Diane was a member of my book club, which I often write about. She will be sorely missed. A supporting player, she may not have always read everyone’s book selection, but was always asking for everyone’s recipes.(One of these days we probably should create a cookbook). Diane liked to laugh and her smile would light up her face. She was always the person in the room who wanted to listen to what everyone else had to say, rather than taking center stage. She always made you feel good about any project you told her about, offering supportive advice. In her professional career she worked in Special Education, which fit right in with her desire to help others who needed extra attention and understanding.

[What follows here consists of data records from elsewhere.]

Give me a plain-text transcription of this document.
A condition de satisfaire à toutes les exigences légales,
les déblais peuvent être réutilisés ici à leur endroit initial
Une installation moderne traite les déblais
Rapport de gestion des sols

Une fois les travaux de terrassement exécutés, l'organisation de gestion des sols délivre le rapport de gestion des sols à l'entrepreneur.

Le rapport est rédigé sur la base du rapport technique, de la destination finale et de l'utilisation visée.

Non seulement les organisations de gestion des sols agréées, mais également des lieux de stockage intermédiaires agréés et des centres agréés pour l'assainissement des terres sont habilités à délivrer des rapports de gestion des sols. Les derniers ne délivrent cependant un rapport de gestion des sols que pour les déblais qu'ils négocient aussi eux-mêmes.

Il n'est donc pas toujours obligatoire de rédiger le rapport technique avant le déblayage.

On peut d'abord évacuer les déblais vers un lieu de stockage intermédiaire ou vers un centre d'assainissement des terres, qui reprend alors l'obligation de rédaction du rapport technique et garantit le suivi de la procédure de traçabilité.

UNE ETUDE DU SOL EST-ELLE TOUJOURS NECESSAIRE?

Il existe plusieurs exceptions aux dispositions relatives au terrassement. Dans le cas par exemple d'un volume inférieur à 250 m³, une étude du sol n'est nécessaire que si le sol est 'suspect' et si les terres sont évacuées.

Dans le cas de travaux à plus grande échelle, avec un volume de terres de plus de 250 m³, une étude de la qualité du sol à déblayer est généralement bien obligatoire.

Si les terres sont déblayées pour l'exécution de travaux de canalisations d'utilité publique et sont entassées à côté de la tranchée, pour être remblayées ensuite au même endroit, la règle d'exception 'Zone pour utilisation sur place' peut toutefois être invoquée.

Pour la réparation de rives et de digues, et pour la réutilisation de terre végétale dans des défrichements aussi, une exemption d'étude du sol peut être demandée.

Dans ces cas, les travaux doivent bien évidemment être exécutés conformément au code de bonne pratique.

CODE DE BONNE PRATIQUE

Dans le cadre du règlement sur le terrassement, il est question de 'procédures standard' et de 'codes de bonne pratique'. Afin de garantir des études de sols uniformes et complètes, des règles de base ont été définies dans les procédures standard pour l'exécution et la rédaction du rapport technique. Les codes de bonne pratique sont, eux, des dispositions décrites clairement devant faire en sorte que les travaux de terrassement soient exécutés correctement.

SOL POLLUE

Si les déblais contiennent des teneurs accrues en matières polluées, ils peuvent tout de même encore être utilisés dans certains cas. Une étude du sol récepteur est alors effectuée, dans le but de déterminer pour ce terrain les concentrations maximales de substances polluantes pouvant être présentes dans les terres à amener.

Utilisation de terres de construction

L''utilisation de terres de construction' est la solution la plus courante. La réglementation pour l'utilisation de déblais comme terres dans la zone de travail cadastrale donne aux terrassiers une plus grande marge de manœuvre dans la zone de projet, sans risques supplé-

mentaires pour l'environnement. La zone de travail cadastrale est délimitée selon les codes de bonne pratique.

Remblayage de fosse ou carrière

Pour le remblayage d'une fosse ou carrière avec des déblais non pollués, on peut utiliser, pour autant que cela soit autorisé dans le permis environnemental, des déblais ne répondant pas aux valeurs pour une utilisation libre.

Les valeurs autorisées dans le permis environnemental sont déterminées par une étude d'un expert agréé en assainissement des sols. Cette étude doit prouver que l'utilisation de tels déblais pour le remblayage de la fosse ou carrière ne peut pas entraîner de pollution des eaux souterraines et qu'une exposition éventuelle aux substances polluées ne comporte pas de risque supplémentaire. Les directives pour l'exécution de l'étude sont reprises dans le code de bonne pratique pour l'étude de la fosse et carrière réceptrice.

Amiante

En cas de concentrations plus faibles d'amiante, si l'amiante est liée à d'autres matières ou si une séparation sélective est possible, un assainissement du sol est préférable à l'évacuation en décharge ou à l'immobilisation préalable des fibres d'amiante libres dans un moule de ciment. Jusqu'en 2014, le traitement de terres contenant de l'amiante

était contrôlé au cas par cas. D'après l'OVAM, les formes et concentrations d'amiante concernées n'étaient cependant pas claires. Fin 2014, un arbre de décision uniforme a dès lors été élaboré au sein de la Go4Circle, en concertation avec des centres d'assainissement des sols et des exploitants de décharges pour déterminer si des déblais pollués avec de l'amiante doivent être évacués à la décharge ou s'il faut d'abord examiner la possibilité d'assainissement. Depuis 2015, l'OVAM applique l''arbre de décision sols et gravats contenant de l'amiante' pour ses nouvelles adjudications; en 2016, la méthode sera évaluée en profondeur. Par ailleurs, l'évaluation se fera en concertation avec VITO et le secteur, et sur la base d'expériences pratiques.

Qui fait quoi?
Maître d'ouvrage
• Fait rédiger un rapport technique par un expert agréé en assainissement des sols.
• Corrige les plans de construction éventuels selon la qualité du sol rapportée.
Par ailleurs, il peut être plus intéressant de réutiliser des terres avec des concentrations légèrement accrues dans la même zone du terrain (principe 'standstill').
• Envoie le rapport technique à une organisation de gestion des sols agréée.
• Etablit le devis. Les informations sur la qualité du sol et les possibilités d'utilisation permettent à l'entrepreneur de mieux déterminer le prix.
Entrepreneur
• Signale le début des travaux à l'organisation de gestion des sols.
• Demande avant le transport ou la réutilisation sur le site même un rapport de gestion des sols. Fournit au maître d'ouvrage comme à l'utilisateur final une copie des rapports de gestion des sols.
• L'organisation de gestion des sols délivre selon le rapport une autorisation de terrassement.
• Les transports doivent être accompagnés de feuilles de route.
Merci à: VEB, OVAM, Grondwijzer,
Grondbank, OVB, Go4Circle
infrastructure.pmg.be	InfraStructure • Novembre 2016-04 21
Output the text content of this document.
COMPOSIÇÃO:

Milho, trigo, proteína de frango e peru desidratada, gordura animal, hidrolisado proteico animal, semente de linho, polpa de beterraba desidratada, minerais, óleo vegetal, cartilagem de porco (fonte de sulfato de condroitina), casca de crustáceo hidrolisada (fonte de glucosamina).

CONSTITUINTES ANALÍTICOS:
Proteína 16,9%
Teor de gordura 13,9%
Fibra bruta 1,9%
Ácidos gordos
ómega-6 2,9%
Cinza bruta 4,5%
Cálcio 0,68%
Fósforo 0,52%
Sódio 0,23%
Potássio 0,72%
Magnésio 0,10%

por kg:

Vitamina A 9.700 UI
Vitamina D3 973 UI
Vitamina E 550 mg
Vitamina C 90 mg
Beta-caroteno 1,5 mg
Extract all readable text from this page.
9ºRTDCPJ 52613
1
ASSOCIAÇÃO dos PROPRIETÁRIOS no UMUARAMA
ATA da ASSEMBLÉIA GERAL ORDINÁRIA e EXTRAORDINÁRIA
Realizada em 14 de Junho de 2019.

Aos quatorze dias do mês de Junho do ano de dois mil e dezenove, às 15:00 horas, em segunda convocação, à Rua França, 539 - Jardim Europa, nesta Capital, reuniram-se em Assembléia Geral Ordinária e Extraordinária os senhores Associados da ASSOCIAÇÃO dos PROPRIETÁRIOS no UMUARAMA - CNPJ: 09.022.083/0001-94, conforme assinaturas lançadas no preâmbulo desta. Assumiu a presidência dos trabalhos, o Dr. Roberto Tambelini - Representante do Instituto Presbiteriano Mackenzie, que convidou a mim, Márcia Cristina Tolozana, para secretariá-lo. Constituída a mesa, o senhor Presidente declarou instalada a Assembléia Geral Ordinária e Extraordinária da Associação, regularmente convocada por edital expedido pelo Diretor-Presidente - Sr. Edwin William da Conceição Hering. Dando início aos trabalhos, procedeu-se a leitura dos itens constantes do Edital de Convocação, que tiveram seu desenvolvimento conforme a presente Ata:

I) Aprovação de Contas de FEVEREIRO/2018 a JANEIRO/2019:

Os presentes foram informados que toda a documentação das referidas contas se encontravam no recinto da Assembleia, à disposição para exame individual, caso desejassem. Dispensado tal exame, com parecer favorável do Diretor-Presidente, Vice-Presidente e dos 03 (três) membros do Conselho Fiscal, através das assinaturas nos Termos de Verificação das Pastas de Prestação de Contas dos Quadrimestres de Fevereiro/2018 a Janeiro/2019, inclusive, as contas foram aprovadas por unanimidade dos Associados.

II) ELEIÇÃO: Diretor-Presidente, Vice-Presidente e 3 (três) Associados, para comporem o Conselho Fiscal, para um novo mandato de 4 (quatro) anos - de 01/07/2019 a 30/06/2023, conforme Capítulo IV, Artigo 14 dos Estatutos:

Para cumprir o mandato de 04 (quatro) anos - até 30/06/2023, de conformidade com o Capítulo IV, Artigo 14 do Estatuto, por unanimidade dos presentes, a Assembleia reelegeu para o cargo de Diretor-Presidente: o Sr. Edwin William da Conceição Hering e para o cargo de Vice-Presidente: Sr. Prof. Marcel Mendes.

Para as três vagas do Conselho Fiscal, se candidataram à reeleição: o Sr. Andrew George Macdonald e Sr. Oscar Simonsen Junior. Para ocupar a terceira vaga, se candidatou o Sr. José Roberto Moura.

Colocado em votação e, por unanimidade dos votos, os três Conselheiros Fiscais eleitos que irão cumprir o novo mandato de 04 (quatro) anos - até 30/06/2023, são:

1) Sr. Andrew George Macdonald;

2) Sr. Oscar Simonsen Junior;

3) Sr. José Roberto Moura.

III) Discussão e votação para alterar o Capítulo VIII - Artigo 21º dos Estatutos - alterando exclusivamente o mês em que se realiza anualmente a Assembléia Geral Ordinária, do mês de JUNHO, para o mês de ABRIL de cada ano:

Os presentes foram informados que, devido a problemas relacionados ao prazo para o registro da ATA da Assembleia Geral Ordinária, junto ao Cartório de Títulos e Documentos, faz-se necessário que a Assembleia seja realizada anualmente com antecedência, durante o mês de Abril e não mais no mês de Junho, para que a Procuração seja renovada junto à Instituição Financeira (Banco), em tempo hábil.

Even while undergoing chemo and radiation treatments, instead of feeling sorry for herself, she was still anxious to help others. Last fall while I was recovering from my broken back, Diane came to see me with a home cooked dinner and accompanied me on a walk around my neighborhood— apologizing that she didn’t have more time to spend with me. Who was helping who? As recently as two weeks ago, she still focused her strength on reaching out to friends sending thank you notes. I am inspired by her kindness.
We never got a chance to work out at the gym together. (I kept threatening to take her to my pilates class.) Fate sometime has a way of intervening. But the memory of Diane is very much alive in my mind and in her spirit I will remember her with a renewed dedication to fully appreciate every day as a gift and to learn by her example of small and large kindnesses.